Compromiso: entre el lavado de cerebro y la deuda
Del enamoramiento al amor
Cuando dos personas se flechan, llámese amor a primera vista o simple química, comienza a construirse una relación que crecerá si se intercambian gratificaciones sensoriales, psíquicas y espirituales. Los regalos y los mimos, las miradas cómplices y la ayuda mutua darán lugar progresivamente al descubrimiento de una intención compartida y de una sensación de proyecto que fortalecerá el vínculo. Se irán constituyendo ideales, valores y un sentimiento de orgullo por ser parte, que podríamos resumir como un sentido profundo de lo que implica para cada uno la nueva unidad social. Se traban contratos implícitos que conforman lo que habitualmente llamamos compromiso: yo estoy para vos, vos para mí, haremos un esfuerzo extra por lograr que nuestros deseos se logren y en las malas, no lo dudes, voy a auxiliarte, te cuidaré.
La caja
Se trata de una suerte de combustible de reserva disponible para capear desafíos y temporales, momentos en que las gratificaciones se retarden, en que la vida se ponga difícil. La calidad del compromiso existente se evidenciará en estas situaciones. ¿Habría humanidad sin el compromiso? Definitivamente no. La construcción de conglomerados sociales cada vez más extendidos: del clan al pueblo, de allí a la nación y la aún postulada aldea global, precisan de un cemento que ligue las partes, de algo más duradero que obligue a la solidaridad imprescindible. El compromiso está allí.
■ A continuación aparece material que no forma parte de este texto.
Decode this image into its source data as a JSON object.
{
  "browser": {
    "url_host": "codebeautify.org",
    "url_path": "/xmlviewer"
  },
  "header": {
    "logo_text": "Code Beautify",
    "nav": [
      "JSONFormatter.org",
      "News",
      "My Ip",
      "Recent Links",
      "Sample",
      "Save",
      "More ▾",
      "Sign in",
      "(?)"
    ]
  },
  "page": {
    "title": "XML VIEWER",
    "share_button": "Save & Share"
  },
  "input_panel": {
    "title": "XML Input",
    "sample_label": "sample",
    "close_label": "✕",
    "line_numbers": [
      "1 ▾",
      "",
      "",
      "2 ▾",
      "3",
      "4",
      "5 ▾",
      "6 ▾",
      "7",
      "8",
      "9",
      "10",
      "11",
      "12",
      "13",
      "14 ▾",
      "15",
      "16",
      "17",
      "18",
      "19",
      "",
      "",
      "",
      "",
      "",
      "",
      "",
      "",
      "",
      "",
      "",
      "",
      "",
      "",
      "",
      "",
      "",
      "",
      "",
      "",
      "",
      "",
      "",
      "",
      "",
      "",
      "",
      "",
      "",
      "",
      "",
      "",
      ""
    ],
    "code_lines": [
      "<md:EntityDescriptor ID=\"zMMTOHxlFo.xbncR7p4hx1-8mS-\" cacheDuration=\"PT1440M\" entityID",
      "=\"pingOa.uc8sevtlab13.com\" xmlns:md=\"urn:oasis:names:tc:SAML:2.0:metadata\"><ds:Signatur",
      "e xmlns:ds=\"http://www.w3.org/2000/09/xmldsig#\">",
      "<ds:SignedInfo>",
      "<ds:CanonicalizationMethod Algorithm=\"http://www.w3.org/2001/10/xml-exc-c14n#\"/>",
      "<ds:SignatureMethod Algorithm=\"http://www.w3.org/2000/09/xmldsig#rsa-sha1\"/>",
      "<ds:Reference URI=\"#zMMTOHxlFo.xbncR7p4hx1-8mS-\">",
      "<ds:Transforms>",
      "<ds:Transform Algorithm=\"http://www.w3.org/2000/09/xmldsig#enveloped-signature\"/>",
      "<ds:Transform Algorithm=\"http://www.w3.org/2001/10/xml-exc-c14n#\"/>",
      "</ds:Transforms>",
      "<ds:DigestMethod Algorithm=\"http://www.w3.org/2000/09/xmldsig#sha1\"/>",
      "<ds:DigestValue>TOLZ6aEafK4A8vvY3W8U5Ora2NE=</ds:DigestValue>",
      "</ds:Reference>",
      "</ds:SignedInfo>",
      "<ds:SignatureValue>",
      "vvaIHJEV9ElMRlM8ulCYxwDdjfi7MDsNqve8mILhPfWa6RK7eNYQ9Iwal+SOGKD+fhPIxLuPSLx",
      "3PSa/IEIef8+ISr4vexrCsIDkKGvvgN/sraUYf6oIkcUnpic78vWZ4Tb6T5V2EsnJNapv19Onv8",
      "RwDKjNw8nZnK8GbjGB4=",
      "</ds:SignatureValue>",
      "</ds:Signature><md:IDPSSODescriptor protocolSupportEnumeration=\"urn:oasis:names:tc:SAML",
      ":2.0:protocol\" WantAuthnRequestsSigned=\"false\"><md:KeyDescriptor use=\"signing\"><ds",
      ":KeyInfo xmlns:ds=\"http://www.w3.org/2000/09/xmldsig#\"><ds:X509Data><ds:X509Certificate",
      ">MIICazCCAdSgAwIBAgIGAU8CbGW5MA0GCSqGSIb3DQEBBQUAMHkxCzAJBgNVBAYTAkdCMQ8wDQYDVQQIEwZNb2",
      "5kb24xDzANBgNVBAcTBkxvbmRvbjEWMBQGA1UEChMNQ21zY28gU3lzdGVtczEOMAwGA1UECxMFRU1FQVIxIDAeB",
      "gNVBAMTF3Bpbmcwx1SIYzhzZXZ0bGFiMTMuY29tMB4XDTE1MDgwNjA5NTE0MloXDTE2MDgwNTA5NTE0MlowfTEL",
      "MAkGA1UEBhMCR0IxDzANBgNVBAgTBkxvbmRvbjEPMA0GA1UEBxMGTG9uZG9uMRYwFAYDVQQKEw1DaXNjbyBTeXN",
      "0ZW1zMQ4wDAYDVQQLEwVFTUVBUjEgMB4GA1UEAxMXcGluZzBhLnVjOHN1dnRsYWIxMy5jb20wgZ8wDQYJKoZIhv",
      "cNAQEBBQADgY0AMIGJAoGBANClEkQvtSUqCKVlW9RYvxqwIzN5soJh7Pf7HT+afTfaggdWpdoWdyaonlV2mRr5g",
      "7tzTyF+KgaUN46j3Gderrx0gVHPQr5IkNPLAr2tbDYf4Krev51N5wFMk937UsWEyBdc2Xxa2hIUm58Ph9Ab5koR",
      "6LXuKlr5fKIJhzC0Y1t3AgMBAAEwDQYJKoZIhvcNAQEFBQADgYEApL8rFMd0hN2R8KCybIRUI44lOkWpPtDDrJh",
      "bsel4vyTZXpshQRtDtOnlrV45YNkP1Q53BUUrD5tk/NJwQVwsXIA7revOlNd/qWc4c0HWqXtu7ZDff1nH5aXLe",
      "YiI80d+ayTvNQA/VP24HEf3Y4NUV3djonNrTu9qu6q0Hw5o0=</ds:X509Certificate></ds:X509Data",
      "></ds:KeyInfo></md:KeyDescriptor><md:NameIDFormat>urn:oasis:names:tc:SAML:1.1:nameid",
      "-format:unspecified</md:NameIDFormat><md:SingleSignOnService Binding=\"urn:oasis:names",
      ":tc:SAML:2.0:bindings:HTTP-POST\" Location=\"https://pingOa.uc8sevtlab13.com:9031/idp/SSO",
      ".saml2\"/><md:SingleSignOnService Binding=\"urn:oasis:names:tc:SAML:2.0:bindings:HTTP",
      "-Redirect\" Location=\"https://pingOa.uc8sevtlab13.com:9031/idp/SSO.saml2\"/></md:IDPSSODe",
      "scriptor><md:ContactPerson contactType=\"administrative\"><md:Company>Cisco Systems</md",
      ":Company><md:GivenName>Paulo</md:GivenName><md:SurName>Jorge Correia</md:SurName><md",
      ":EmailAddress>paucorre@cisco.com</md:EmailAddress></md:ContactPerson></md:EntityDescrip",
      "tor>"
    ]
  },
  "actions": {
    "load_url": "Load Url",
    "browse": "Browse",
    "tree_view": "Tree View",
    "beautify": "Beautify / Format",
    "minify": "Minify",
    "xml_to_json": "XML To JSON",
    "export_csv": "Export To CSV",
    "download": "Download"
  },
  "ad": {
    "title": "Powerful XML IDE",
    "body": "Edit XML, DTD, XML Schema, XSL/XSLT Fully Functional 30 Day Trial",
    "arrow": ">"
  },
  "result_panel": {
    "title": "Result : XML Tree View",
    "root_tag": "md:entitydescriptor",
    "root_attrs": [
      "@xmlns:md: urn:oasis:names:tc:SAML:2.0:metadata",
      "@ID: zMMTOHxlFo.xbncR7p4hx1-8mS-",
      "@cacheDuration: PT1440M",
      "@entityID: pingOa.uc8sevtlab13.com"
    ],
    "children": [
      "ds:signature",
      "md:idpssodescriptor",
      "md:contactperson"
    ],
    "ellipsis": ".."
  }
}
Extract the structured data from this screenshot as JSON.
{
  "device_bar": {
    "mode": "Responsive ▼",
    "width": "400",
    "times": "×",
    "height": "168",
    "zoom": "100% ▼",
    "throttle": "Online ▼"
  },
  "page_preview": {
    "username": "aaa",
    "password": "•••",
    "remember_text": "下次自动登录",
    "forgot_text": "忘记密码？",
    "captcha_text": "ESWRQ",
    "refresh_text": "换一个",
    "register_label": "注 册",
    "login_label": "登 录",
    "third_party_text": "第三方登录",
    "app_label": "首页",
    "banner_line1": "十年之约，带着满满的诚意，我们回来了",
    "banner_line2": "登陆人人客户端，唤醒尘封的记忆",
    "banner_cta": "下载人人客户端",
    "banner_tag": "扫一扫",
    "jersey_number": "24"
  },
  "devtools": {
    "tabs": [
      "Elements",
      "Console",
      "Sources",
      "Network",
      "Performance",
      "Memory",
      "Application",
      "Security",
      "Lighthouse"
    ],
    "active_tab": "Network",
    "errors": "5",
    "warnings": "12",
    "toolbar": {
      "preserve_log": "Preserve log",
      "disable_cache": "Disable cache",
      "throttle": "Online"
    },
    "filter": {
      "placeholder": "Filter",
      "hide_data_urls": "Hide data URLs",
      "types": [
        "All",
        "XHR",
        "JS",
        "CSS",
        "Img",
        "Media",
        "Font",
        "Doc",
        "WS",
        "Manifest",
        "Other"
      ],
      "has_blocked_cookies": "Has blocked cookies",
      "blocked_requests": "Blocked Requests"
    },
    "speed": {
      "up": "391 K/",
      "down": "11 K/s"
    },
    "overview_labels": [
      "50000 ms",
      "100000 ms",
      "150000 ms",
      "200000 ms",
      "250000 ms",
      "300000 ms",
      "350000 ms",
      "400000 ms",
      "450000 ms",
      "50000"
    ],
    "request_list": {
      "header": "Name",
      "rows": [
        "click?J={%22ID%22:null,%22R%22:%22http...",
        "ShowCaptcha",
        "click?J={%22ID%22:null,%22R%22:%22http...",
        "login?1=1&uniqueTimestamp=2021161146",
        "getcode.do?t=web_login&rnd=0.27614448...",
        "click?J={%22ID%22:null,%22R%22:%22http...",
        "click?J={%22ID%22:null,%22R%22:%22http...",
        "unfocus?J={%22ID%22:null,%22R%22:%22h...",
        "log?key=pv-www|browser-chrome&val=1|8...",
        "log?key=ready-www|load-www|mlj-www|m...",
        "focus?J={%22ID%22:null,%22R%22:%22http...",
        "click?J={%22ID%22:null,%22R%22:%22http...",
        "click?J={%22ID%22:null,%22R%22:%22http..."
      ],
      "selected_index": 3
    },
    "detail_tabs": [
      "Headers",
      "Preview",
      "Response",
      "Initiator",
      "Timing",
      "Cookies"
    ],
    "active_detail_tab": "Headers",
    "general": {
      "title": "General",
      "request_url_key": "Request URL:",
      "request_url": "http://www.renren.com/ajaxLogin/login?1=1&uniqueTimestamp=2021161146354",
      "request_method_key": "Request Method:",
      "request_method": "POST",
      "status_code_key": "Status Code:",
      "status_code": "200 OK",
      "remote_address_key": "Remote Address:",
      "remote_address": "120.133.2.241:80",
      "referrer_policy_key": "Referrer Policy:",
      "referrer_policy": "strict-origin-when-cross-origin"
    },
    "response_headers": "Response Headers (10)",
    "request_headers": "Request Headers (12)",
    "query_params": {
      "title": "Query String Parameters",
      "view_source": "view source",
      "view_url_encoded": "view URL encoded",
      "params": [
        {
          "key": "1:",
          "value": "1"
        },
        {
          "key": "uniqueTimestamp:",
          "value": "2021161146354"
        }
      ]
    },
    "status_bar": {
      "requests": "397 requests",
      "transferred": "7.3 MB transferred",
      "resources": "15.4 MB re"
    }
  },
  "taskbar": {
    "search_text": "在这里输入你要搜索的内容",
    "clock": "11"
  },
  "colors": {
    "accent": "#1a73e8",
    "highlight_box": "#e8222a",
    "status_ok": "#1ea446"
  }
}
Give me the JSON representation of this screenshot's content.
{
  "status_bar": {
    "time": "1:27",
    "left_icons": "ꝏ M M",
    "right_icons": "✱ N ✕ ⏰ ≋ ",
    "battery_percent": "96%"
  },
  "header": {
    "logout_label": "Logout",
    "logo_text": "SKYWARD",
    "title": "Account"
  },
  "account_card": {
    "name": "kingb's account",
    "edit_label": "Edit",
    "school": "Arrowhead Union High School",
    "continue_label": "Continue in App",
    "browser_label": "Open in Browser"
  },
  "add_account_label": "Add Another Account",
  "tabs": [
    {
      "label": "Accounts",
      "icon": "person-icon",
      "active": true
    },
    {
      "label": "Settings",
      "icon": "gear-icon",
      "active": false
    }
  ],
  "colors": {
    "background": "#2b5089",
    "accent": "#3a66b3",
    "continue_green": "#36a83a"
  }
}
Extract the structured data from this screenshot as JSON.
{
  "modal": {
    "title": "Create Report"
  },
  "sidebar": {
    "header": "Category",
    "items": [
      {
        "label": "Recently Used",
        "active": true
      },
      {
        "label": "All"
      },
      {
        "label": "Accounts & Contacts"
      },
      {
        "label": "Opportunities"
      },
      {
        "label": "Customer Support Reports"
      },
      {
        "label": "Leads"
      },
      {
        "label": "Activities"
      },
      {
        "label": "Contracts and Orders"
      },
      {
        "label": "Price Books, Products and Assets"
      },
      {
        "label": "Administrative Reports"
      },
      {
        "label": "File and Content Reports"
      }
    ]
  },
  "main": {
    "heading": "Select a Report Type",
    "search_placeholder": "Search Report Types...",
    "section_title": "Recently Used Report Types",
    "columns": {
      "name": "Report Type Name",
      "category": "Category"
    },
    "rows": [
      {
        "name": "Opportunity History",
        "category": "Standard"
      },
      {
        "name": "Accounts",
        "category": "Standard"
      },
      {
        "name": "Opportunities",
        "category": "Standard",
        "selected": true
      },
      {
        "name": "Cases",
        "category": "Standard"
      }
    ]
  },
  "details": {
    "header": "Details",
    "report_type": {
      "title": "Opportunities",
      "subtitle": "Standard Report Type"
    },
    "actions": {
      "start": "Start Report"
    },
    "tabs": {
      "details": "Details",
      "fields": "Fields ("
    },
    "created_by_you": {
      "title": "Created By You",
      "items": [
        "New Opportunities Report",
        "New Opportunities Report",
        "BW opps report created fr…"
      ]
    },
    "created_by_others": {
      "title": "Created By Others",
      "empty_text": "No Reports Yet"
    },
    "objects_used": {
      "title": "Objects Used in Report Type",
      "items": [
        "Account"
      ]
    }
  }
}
Ya estás pensando que esta metáfora expresa algo del vínculo laboral entre el empleado y la empresa. Me animo a más, aunque a veces aborrezca las vibraciones economicistas en el lenguaje, y hablaría de una “caja de compensaciones”, una caja virtual en la que se almacenan monedas simbólicas que el colectivo, definido por algún límite real o virtual que son sus fronteras, ha guardado para sostener la trama vincular.
El desgaste que trae el tiempo, la llegada de los niños, la acumulación de preocupaciones, el llegar a fin de mes, los proyectos individuales que compiten con el tiempo familiar y este último con el de la pareja, todo confabula para mantener vital a la pareja. Ese es el momento en que el compromiso ahorrado irá transfiriendo fondos al sostenimiento del vínculo. Por ello, los terapeutas expertos en pareja sostienen que la sustentabilidad se preserva cuando se cuidan los tiempos de intercambio amoroso, de escucha en un espacio dedicado que la dinámica cotidiana suele denegar. La caja se agota y precisa ser reciclada con nuevas ilusiones y la creación de nuevas memorias gratificantes que alimenten el futuro.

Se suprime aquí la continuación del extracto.